Major's reaction can now be judged in the light of the skeleton in his own cupboard.

Remembering Major's difficulty in handling his accident-prone MPs, Edwina said: "Part of the fun was the thought that there John was sitting in the Whips' Office, sometimes discussing other people's affairs, and keeping very quiet about his own. And I loved that feeling."

At the 1993 Tory conference Major launched his Back To Basics campaign with a call for a return to old-fashioned morality. By the next year ELEVEN ministers and aides had quit in a welter of sleaze. Edwina told The Times: "Back to Basics was absolute humbug, wasn't it? I was at that party conference and I listened in absolute amazement. If you're asking me whether I thought that policy was a mistake? Absolutely."

In her interview Edwina several times breaks down in tears.

She says she continued to love Major until 1997. Asked if he was the love of her life, she replies: "At that time, yes."

Asked if she still loves him, she replies: "That's difficult." Then she weeps.

Edwina says she ended the affair because: "We could not continue without risking discovery."

She sobs too when asked if the affair left her feeling hurt.

"Much has been very, very hurtful to me." she says. "And I took it...and I said nothing...the most hurtful thing is to look at John's autobiography and find that I wasn't even in the index."Asked by The Times if Norma will be upset by her revelations she replies: "That's a bit of an understatement, isn't it?"

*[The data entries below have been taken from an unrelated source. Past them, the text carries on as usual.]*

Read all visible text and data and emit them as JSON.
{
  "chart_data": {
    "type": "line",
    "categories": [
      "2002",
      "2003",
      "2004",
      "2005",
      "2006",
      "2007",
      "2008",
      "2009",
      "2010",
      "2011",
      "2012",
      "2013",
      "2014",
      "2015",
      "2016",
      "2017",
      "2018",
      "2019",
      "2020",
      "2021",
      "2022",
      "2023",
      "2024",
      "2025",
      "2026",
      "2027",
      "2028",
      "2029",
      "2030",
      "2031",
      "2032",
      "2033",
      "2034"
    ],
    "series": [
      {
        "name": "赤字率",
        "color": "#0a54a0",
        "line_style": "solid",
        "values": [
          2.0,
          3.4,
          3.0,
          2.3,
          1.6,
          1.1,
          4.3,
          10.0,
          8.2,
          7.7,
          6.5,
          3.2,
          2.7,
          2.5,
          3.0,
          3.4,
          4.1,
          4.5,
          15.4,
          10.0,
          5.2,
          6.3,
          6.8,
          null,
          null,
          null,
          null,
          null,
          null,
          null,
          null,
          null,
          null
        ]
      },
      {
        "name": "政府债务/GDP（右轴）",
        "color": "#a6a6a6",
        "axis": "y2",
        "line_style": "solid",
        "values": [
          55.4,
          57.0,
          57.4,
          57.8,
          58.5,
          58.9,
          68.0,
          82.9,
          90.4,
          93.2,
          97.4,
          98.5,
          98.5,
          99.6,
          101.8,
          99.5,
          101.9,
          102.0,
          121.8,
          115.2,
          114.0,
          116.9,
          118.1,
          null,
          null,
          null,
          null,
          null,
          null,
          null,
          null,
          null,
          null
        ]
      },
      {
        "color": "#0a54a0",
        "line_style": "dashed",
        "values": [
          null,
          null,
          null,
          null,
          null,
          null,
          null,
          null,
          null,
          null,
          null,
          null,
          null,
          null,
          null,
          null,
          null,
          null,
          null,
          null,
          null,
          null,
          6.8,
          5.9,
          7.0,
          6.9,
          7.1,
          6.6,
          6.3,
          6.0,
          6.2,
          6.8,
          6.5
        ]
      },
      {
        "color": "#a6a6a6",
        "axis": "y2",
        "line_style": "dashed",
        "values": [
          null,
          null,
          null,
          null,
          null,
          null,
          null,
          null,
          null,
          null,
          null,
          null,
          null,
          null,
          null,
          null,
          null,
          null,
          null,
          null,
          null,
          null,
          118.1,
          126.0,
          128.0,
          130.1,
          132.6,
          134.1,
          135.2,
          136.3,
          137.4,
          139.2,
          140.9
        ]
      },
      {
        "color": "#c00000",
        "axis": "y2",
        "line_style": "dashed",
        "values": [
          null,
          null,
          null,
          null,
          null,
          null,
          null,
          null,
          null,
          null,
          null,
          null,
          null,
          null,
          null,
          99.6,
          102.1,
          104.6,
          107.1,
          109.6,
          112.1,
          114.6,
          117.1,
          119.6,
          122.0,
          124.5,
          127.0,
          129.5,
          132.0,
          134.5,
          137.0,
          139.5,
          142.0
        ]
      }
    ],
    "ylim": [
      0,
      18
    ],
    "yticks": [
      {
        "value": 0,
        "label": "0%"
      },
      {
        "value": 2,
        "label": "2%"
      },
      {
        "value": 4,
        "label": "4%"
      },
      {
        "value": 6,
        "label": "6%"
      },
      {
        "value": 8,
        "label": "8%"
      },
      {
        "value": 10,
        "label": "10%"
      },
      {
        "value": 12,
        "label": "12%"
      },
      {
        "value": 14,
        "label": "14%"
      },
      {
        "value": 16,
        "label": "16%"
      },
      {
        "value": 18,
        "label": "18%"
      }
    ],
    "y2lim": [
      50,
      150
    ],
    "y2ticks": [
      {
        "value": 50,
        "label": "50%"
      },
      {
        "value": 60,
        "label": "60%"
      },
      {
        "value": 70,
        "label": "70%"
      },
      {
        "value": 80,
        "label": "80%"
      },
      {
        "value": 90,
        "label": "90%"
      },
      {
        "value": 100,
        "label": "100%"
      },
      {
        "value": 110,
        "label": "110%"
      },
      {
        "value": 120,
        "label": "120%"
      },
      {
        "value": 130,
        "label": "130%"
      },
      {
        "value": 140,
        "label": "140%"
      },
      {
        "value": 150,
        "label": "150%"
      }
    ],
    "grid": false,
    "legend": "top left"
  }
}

But she adds that Norma might be understanding because: "I loved John and so does she, so we'll have seen the same things in him.

"She's an admirable lady in her own right. She's a good, decent woman."

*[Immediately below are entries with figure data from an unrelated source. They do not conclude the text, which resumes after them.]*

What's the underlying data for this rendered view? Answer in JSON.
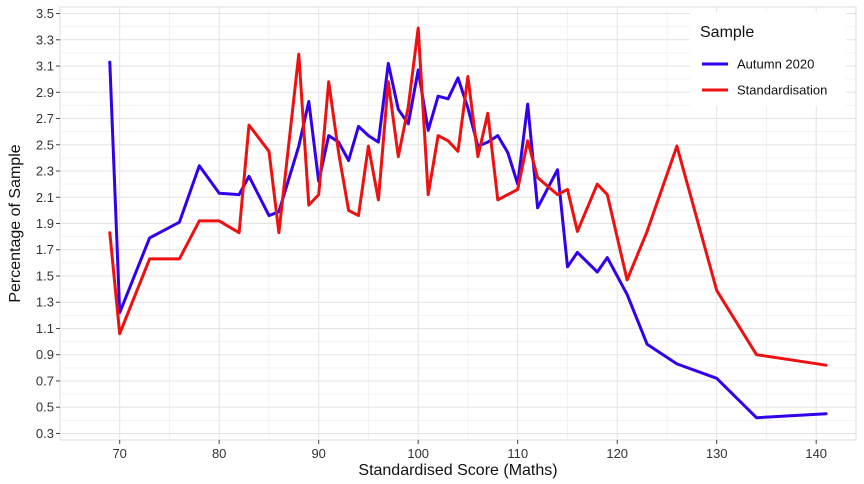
{
  "chart_data": {
    "type": "line",
    "title": "",
    "xlabel": "Standardised Score (Maths)",
    "ylabel": "Percentage of Sample",
    "xlim": [
      64,
      144
    ],
    "ylim": [
      0.25,
      3.55
    ],
    "x_ticks": [
      70,
      80,
      90,
      100,
      110,
      120,
      130,
      140
    ],
    "y_ticks": [
      0.3,
      0.5,
      0.7,
      0.9,
      1.1,
      1.3,
      1.5,
      1.7,
      1.9,
      2.1,
      2.3,
      2.5,
      2.7,
      2.9,
      3.1,
      3.3,
      3.5
    ],
    "grid": true,
    "legend": {
      "title": "Sample",
      "placement": "top-right"
    },
    "series": [
      {
        "name": "Autumn 2020",
        "color": "#3300ee",
        "x": [
          69,
          70,
          73,
          76,
          78,
          80,
          82,
          83,
          85,
          86,
          88,
          89,
          90,
          91,
          92,
          93,
          94,
          95,
          96,
          97,
          98,
          99,
          100,
          101,
          102,
          103,
          104,
          105,
          106,
          107,
          108,
          109,
          110,
          111,
          112,
          114,
          115,
          116,
          118,
          119,
          121,
          123,
          126,
          130,
          134,
          141
        ],
        "y": [
          3.13,
          1.22,
          1.79,
          1.91,
          2.34,
          2.13,
          2.12,
          2.26,
          1.96,
          1.99,
          2.49,
          2.83,
          2.22,
          2.57,
          2.52,
          2.38,
          2.64,
          2.57,
          2.52,
          3.12,
          2.77,
          2.66,
          3.07,
          2.61,
          2.87,
          2.85,
          3.01,
          2.78,
          2.49,
          2.52,
          2.57,
          2.44,
          2.2,
          2.81,
          2.02,
          2.31,
          1.57,
          1.68,
          1.53,
          1.64,
          1.36,
          0.98,
          0.83,
          0.72,
          0.42,
          0.45
        ]
      },
      {
        "name": "Standardisation",
        "color": "#ee1111",
        "x": [
          69,
          70,
          73,
          76,
          78,
          80,
          82,
          83,
          85,
          86,
          88,
          89,
          90,
          91,
          92,
          93,
          94,
          95,
          96,
          97,
          98,
          99,
          100,
          101,
          102,
          103,
          104,
          105,
          106,
          107,
          108,
          110,
          111,
          112,
          114,
          115,
          116,
          118,
          119,
          121,
          123,
          126,
          130,
          134,
          141
        ],
        "y": [
          1.83,
          1.06,
          1.63,
          1.63,
          1.92,
          1.92,
          1.83,
          2.65,
          2.45,
          1.83,
          3.19,
          2.04,
          2.12,
          2.98,
          2.44,
          2.0,
          1.96,
          2.49,
          2.08,
          2.98,
          2.41,
          2.79,
          3.39,
          2.12,
          2.57,
          2.53,
          2.45,
          3.02,
          2.41,
          2.74,
          2.08,
          2.16,
          2.53,
          2.25,
          2.12,
          2.16,
          1.84,
          2.2,
          2.12,
          1.47,
          1.84,
          2.49,
          1.39,
          0.9,
          0.82
        ]
      }
    ]
  }
}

Edwina yesterday faced accusations that she only wanted to boost sales of her £18.99 diaries.

History

But she brushed off criticism. "This is the year 2002, nearly 2003," she says. "The making of a Prime Minister, it seems to me, is a profoundly significant piece of knowledge, piece of history.

"And this is part of the story that no one else has ever been able to think about."

Edwina even claims the affair may have helped Major become PM.

Major was the son of a trapeze artist whose garden gnome business later failed. Yet young John rose from his disadvantaged youth to be a Tory Premier. Edwina says: "There are lots of people who would like to know how to become Prime Minister. I don't say you should sleep with your colleagues, but if you get enough love and support, you might then be emboldened to have a go. And I think that's exactly what happened."

Edwina's ex, Ray, 57, would not come to the door at the home he shared with her during her time as MP for South Derbyshire.

Last night Edwina was on holiday at her second home in France. She is thought to be with John Jones, 61, a retired Met detective she married three years ago. Mr Jones has been told of the romance.

Lady Archer, the wife of disgraced Tory peer Lord Archer, told on radio of learning of the affair. She said: "I am a little surprised, not at Mrs Currie's indiscretion but at a temp-orary lapse in John Major's taste."